It’s one of the first really hot days of the year, and I go to join the walkers, cyclists and horse riders in the Bissoe Valley Nature Reserve. In the perfectly still air, a juvenile buzzard is learning to catch thermal currents, but hasn’t got the hang of it and is soon heckled by jackdaws. The rest of the buzzard’s family is looping round the railway viaduct, unperturbed.
I walk north along the wide, smooth track, following the Carnon River. I think it is a former mineral tramway. Groups of cyclists pass me. They range from serious, Lycra-clad clubs, silent except for the hum of their tyres, to dads teaching daughters to pull skids. The flat valley is covered in furze. Sharp yellow gorse flowers clash with heather’s leaves, bright orange due to the acidity of the soil. The river itself is lined by signs warning the unwary to keep to the path and avoid the deep water and unstable banks. In places, the river is only a foot wide, but looks at least five feet deep, cut straight down into the soft earth.

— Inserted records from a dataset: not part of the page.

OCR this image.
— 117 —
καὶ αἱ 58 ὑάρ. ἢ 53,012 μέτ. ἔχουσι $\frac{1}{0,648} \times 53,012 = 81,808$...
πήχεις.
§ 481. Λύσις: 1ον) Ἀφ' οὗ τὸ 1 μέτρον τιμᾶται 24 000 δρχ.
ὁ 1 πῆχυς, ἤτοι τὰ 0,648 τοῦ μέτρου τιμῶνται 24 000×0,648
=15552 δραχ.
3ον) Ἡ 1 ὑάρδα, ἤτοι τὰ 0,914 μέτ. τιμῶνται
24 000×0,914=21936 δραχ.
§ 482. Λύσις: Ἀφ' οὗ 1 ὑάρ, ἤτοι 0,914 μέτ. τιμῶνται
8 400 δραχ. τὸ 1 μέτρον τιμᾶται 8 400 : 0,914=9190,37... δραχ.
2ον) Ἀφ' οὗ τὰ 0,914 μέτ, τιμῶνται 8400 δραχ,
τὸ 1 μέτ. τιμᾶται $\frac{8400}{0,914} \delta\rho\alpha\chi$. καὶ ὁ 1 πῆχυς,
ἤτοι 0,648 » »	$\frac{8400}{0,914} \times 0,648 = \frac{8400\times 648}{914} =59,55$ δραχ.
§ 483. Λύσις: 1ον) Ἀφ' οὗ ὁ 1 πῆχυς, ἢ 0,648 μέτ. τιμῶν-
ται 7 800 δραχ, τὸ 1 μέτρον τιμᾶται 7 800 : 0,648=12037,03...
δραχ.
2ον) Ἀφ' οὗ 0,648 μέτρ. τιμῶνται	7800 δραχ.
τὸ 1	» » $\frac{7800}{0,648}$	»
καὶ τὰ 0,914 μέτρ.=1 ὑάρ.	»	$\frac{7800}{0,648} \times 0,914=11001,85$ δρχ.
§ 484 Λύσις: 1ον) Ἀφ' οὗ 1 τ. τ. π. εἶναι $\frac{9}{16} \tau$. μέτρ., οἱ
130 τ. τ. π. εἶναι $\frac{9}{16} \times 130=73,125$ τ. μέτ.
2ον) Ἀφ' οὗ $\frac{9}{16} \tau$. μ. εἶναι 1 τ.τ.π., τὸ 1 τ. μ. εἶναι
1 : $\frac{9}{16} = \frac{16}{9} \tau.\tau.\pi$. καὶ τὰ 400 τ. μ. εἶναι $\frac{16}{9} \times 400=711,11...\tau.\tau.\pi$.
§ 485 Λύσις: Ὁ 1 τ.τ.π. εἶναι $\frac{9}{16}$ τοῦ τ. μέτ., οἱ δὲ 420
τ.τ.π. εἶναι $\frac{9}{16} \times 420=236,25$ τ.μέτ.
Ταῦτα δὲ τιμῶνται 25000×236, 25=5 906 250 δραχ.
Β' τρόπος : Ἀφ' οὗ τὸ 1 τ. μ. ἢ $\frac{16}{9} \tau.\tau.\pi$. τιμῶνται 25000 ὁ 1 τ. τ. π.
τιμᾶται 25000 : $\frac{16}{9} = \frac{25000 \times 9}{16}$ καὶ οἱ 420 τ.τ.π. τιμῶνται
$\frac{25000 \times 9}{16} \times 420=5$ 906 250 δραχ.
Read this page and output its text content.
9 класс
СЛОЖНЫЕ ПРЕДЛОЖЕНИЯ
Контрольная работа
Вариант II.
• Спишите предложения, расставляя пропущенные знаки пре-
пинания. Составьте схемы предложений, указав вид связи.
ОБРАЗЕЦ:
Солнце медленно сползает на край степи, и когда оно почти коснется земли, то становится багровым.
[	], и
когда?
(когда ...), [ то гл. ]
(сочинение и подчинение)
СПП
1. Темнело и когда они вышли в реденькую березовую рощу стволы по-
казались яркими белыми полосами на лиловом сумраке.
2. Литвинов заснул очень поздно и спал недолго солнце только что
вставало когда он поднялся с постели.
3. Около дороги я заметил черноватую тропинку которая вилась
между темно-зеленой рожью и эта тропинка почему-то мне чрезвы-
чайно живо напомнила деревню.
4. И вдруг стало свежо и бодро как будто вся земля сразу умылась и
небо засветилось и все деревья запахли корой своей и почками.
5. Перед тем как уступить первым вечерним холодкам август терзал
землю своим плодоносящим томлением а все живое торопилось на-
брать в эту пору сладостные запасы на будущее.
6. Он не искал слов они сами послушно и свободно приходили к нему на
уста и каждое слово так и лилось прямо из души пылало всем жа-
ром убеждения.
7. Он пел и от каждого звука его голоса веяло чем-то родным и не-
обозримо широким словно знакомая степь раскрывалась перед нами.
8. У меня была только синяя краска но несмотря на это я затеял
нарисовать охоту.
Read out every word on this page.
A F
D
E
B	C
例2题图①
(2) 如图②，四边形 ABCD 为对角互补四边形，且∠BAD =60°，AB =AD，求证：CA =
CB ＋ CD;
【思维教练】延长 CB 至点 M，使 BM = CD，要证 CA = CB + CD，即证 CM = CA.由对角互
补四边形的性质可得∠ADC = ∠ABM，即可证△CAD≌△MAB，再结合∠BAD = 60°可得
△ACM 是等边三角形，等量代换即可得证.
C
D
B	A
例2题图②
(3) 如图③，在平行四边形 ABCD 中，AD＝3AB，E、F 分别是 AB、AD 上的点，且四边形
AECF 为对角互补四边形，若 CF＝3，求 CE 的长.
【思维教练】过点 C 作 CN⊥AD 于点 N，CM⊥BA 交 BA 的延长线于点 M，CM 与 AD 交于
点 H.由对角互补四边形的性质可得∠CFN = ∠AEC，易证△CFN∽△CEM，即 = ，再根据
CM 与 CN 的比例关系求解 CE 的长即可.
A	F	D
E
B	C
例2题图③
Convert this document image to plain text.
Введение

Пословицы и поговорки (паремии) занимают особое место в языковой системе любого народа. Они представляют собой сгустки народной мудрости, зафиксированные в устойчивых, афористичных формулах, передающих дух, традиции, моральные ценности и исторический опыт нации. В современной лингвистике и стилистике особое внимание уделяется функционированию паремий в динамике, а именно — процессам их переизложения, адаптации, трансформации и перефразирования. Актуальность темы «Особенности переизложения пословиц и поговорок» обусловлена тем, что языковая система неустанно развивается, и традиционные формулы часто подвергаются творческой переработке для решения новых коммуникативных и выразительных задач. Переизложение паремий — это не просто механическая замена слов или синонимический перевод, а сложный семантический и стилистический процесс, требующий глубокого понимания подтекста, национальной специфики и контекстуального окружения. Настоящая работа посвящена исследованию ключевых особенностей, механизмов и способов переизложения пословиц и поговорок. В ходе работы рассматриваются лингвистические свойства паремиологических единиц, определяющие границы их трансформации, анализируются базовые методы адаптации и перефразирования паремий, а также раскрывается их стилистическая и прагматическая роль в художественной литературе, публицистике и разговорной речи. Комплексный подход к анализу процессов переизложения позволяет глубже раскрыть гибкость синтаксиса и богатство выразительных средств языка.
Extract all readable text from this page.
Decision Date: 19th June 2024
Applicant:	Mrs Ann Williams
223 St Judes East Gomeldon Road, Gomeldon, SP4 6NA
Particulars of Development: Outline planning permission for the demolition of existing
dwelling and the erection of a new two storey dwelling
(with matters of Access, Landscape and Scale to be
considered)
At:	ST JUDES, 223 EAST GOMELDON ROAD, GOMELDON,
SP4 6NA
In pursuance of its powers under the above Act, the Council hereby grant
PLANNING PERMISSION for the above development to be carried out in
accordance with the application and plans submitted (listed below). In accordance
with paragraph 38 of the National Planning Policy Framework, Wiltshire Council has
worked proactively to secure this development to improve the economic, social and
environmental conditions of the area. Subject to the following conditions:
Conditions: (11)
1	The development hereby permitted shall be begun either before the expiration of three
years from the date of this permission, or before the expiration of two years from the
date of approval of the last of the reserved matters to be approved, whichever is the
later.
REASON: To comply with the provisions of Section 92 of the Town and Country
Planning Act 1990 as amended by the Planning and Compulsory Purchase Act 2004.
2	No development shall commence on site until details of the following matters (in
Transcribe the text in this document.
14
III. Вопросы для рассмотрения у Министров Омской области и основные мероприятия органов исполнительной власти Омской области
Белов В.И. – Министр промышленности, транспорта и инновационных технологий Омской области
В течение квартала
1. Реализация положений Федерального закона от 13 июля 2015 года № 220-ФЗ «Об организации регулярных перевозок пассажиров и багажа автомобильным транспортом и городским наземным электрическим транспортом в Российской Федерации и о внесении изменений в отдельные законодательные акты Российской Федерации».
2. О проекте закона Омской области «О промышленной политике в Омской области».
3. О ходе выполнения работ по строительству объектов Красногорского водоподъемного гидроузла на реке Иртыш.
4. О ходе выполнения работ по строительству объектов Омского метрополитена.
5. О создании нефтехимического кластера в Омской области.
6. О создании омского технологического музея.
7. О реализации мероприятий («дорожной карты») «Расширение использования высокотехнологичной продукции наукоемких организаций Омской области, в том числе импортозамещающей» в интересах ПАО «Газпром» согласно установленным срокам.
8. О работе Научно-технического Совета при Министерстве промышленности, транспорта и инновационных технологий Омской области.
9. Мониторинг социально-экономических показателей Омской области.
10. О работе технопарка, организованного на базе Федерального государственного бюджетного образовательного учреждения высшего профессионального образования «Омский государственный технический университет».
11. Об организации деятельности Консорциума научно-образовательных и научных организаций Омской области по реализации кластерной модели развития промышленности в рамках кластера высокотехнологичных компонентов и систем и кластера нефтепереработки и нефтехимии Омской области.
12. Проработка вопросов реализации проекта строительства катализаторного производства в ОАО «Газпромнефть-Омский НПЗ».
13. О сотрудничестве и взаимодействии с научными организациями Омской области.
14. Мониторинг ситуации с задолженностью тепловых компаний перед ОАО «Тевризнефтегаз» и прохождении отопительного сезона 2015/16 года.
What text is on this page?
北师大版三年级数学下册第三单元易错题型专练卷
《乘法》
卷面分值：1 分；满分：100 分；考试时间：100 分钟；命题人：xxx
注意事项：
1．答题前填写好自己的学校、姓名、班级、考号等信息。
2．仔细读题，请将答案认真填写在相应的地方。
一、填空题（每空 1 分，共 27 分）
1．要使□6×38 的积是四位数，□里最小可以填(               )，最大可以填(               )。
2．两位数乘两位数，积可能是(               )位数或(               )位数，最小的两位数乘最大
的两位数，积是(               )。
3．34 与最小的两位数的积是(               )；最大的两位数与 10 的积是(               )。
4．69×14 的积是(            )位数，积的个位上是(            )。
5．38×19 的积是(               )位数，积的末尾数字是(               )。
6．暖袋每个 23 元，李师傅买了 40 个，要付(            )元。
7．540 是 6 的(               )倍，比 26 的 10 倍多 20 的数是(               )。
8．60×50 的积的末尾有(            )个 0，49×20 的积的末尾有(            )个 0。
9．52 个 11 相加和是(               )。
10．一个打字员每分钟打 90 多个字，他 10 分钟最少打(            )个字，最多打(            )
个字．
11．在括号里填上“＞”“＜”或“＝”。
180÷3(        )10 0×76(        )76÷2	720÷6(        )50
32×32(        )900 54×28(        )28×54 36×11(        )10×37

After checking that I’m not being observed by any easily influenced children, I kneel down on the bank, peering in. This is what I’ve come looking for; the bank is coated with a thick layer of rusty silt. I reach in to touch it. It isn’t the clay slime I’d expected, but more like the consistency of curdled milk. Off-milk in strong tea. In 1992 there was a high profile scandal following the ‘water pollution event’ that caused this sludging. In 1991, the government withdrew its subsidy from the uneconomic tin mine further up-river. The mine extended about 450m below ground, and needed constant pumping to keep it workable. When the mine closed, the pumping stopped. The National Rivers Authority was aware that the mine was in danger of flooding, but couldn’t decide what to do about it other than monitor the rising water levels. The months passed. Their inaction led to a European Commission ‘probe’ into the handling of what newspapers described as a ‘pollution time bomb’. Looking back at newspaper clippings from the time, this has the bizarre appearance of being an inquiry into a disaster that hadn’t yet occurred. Despite their prescience, the added level of bureaucracy failed to come up with a solution to the impending problem.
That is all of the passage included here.